More clues that religious CW is southern, creole CW
It’s a point that I’ll always keep making, and building up the proof.
(Image credit: Foundry Brothers)
The Catholic religious “register” of Chinuk Wawa, even in northern places such as BC, carries an especially strong historical kinship with southern, Columbia River-area, creolized CW.
The “Chinook Book of Devotions throughout the Year” (Kamloops, 1902) bears many marks of this.
One of them is its use of pus, which sometimes matches the southern habit of making this word mean “for (a thing)”:
- page 163:
Kopa ukuk aias haha ⊕ maika mamuk nanich kopa nsaika
kʰupa úkuk hayas-x̣aʔx̣aʔ likalisti mayka mamuk-nánich kʰupa nsáyka
by this very-sacred eucharist you Cause-see to us
‘By this most holy eucharist you show us’
kata maika mimlus ankati pus nsaika…
qʰáta mayka míməlus ánqati pus nsáyka…
how you die long.ago for us…
‘how you died long ago for us…’
…pi maika taii kanamokst ST papa pi Sint Ispri
…pi mayka táyí kʰánumákst sáx̣ali-táyí pápá pi séntesprí*
…and you chief together.with sky-chief father and Holy.Spirit
‘…and you are the chief along with God the father and the holy spirit’
pus kwanisim kopa sahali ilihi.
pus kwánisəm kʰupa sáx̣ali-ílihi.
for always in sky-land.
‘forever in heaven.’
- page 165:
Klaksta makmak ukuk saplil, iaka illi pus kwanisim.
ɬaksta mə́kʰmək úkuk saplél, yaka əlí* pus kwánisəm.
who eat this bread, (s)he be.alive for always.
‘Whoever eats this bread will live forever.’
This prepositional use of pus differs from the word’s virtually ironclad limitation in Kamloops-area CW to “irrealis” marking.
That is, in BC everyday non-religious speech, pus is normally a (non-prepositional) marker of events that haven’t necessarily occurred yet. Which covers quite a range, from doing things for a given purpose (which hasn’t yet come true), to asking if/whether something is the case, to labeling an idea as purely hypothetical.

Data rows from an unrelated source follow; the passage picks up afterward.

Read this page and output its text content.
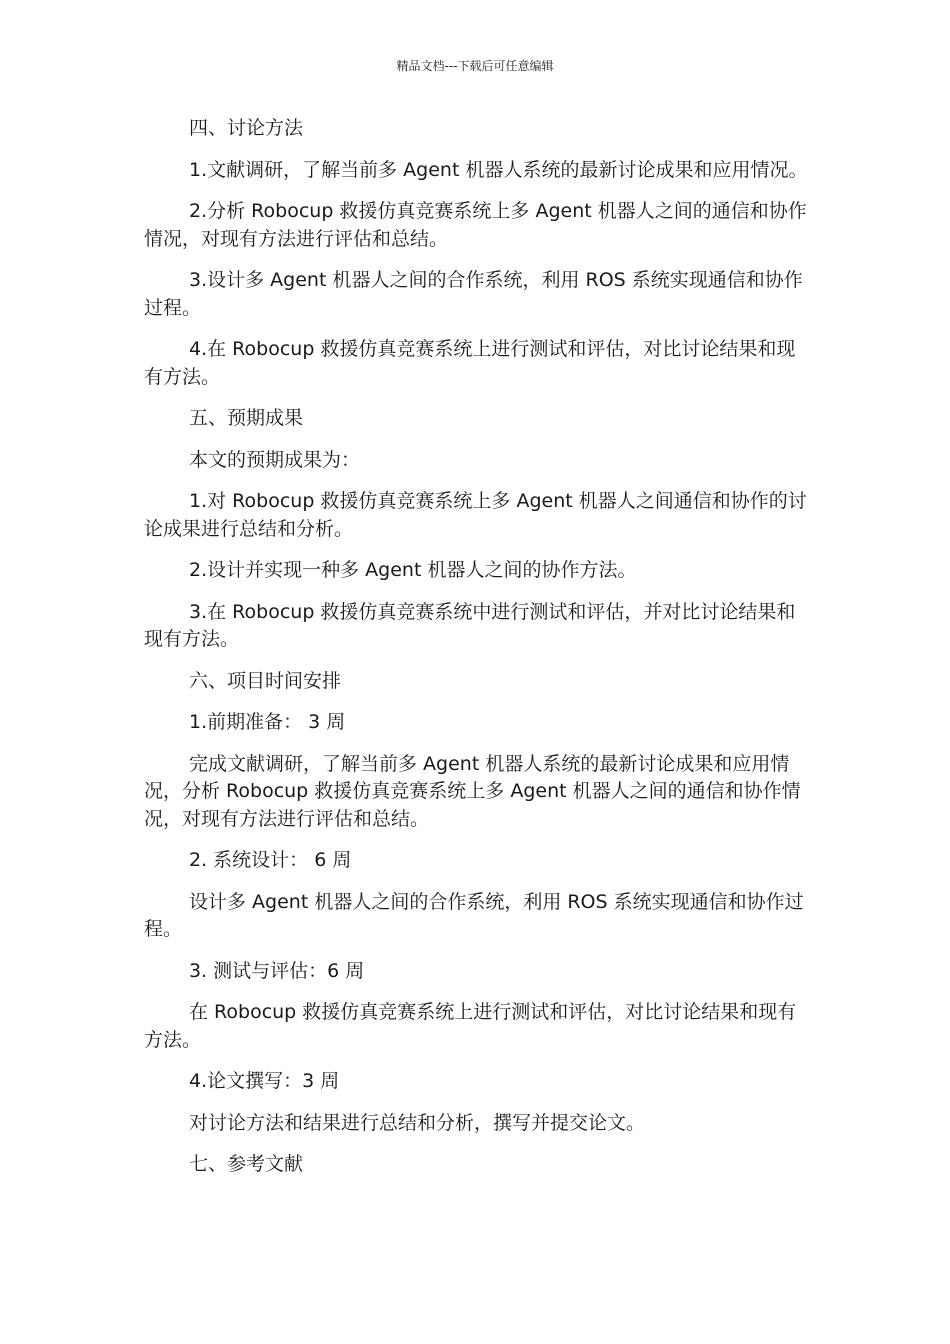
精品文档---下载后可任意编辑

四、讨论方法

1.文献调研，了解当前多 Agent 机器人系统的最新讨论成果和应用情况。

2.分析 Robocup 救援仿真竞赛系统上多 Agent 机器人之间的通信和协作情况，对现有方法进行评估和总结。

3.设计多 Agent 机器人之间的合作系统，利用 ROS 系统实现通信和协作过程。

4.在 Robocup 救援仿真竞赛系统上进行测试和评估，对比讨论结果和现有方法。

五、预期成果

本文的预期成果为：

1.对 Robocup 救援仿真竞赛系统上多 Agent 机器人之间通信和协作的讨论成果进行总结和分析。

2.设计并实现一种多 Agent 机器人之间的协作方法。

3.在 Robocup 救援仿真竞赛系统中进行测试和评估，并对比讨论结果和现有方法。

六、项目时间安排

1.前期准备： 3 周

完成文献调研，了解当前多 Agent 机器人系统的最新讨论成果和应用情况，分析 Robocup 救援仿真竞赛系统上多 Agent 机器人之间的通信和协作情况，对现有方法进行评估和总结。

2. 系统设计： 6 周

设计多 Agent 机器人之间的合作系统，利用 ROS 系统实现通信和协作过程。

3. 测试与评估：6 周

在 Robocup 救援仿真竞赛系统上进行测试和评估，对比讨论结果和现有方法。

4.论文撰写：3 周

对讨论方法和结果进行总结和分析，撰写并提交论文。

七、参考文献
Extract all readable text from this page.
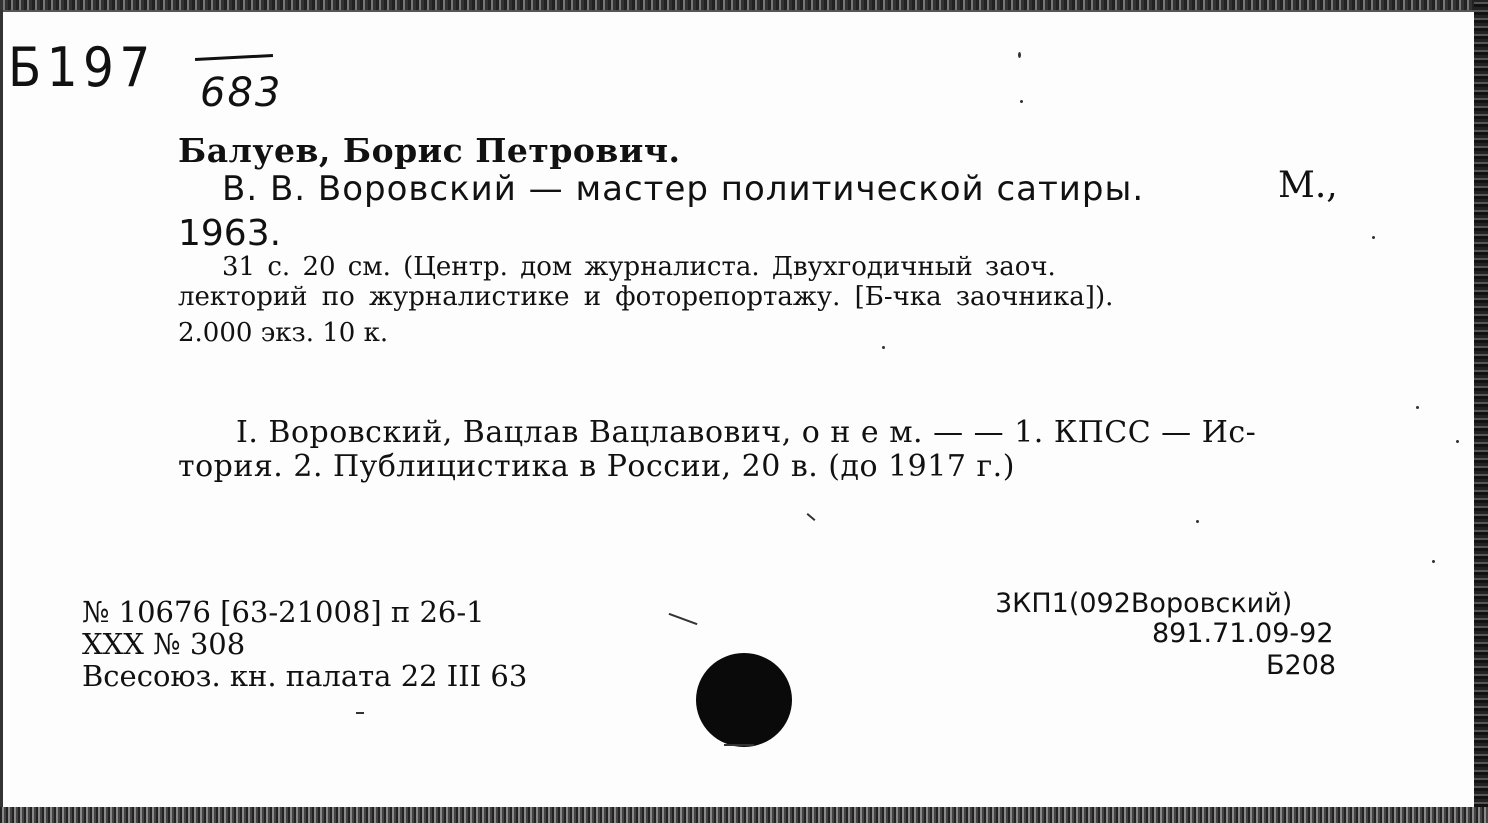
Б197 683
Балуев, Борис Петрович.
В. В. Воровский — мастер политической сатиры.	М.,
1963.
31 с. 20 см. (Центр. дом журналиста. Двухгодичный заоч.
лекторий по журналистике и фоторепортажу. [Б-чка заочника]).
2.000 экз. 10 к.
I. Воровский, Вацлав Вацлавович, о н е м. — — 1. КПСС — Ис-
тория. 2. Публицистика в России, 20 в. (до 1917 г.)
№ 10676 [63-21008] п 26-1
ХХХ № 308
Всесоюз. кн. палата 22 III 63
3КП1(092Воровский)
891.71.09-92
Б208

We would expect, and we do normally find, the more nounlike expressions such as ‘for us’ and ‘for always’ to be instead rendered in northern CW by the prepositional phrases kopa nsaika (e.g. page 28 of the Book of Devotions) & kopa kwanisim (e.g. page 1).

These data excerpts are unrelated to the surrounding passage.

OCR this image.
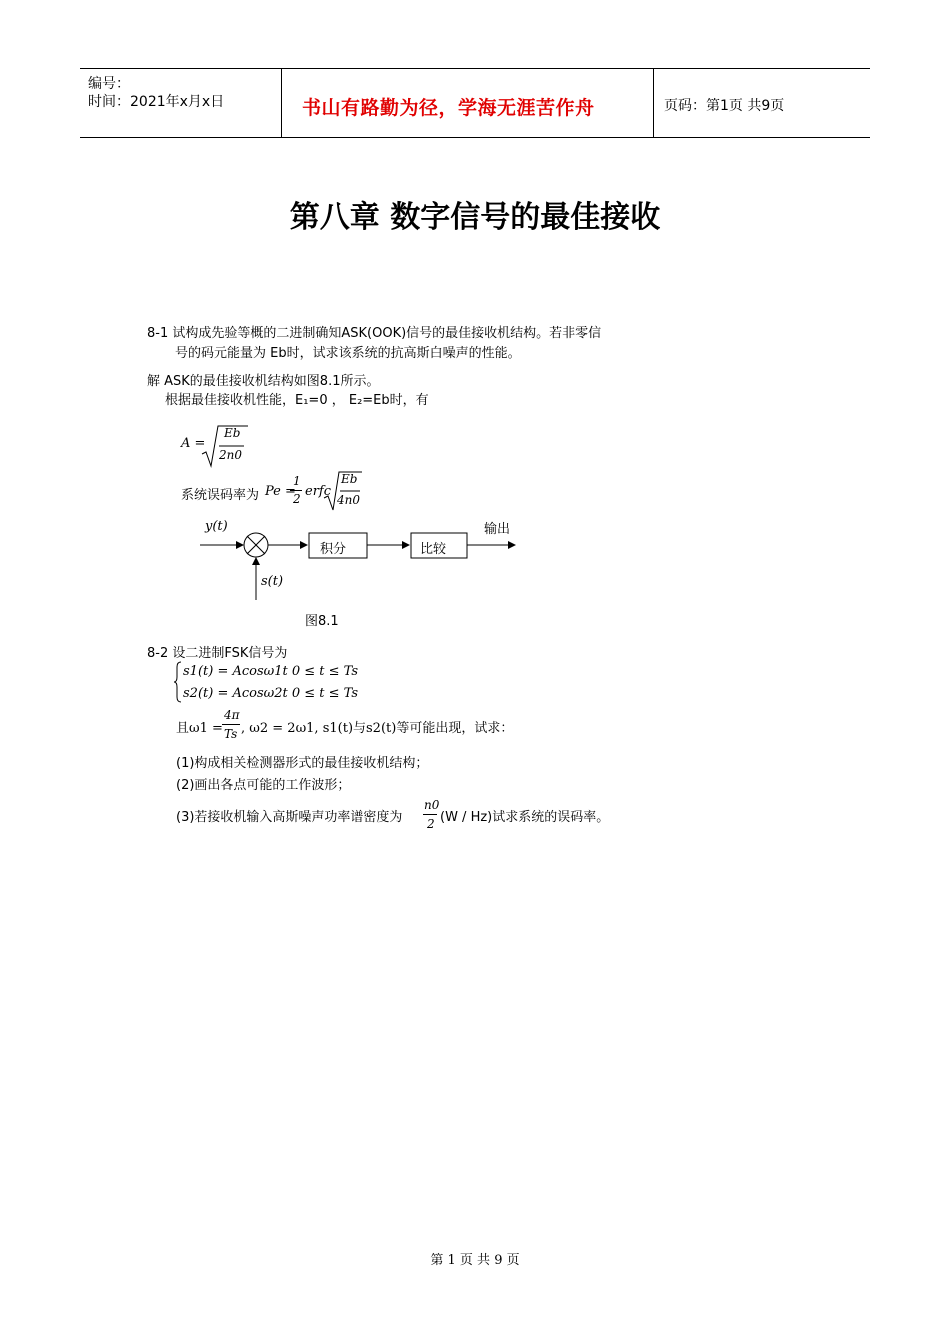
编号：
时间：2021年x月x日	书山有路勤为径，学海无涯苦作舟	页码：第1页 共9页
第八章 数字信号的最佳接收
8-1 试构成先验等概的二进制确知ASK(OOK)信号的最佳接收机结构。若非零信
号的码元能量为 Eb时，试求该系统的抗高斯白噪声的性能。
解 ASK的最佳接收机结构如图8.1所示。
根据最佳接收机性能，E₁=0 ， E₂=Eb时，有
A =
Eb
2n0
系统误码率为 Pe =
1
2 erfc
Eb
4n0
y(t)
s(t)
积分	比较
输出
图8.1
8-2 设二进制FSK信号为
s1(t) = Acosω1t 0 ≤ t ≤ Ts
s2(t) = Acosω2t 0 ≤ t ≤ Ts
且ω1 =
4π
Ts , ω2 = 2ω1, s1(t)与s2(t)等可能出现，试求：
(1)构成相关检测器形式的最佳接收机结构；
(2)画出各点可能的工作波形；
(3)若接收机输入高斯噪声功率谱密度为
n0
2 (W / Hz)试求系统的误码率。
第 1 页 共 9 页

The above examples, by contrast, exceptionally combine pus with a (pro)noun ‘us’, and with an adverb ‘always’; thus my translation as ‘for (a thing)’.
That’s a characteristically southern-style usage, one that I’ve previously suggested is due to Chinuk Wawa’s having creolized in the Fort Vancouver area, with influence from Métis/Canadian French pour ‘for’. In fact in the 2012 Grand Ronde Tribes dictionary that you should own a copy of, you’ll find the exact same phrase pus-kwánisəm ‘forever’.
The above adverb instances are kind of an intermediate case. It’s obvious that kwánisəm ‘always’ isn’t much of a noun!
In fact I suspect that historically the phrase pus-kwánisəm is among the older (earlier) prepositional uses of pus. I say that because it’s quite easy to see how it could’ve started out having a literal sense involving the irrealis marker, and a typically CW stative verb: ‘so that it will be forever’.
As a matter of fact I’d never claim that kwánisəm became fully a noun in any variety of Jargon. But I do think we can make a good case that pus-kwánisəm helped inspire the (prepositional) pus + noun structure!
So what you are saying is that “pus-kwánisəm” is the oldest expression with “pus” liable to be analyzed as a preposition, and that francophone users of CW parsed “pus-kwánisəm” as corresponding to French “Pour toujours”, and subsequently used “pus” as a preposition corresponding to (all?) other instances of French “pour”?
That summary of my ideas sounds vaguely familiar to me 🙂 Sure. I definitely don’t think pus was a preposition in Chinuk Wawa until Canadian French influence was amplified in the Fort Vancouver creolization process.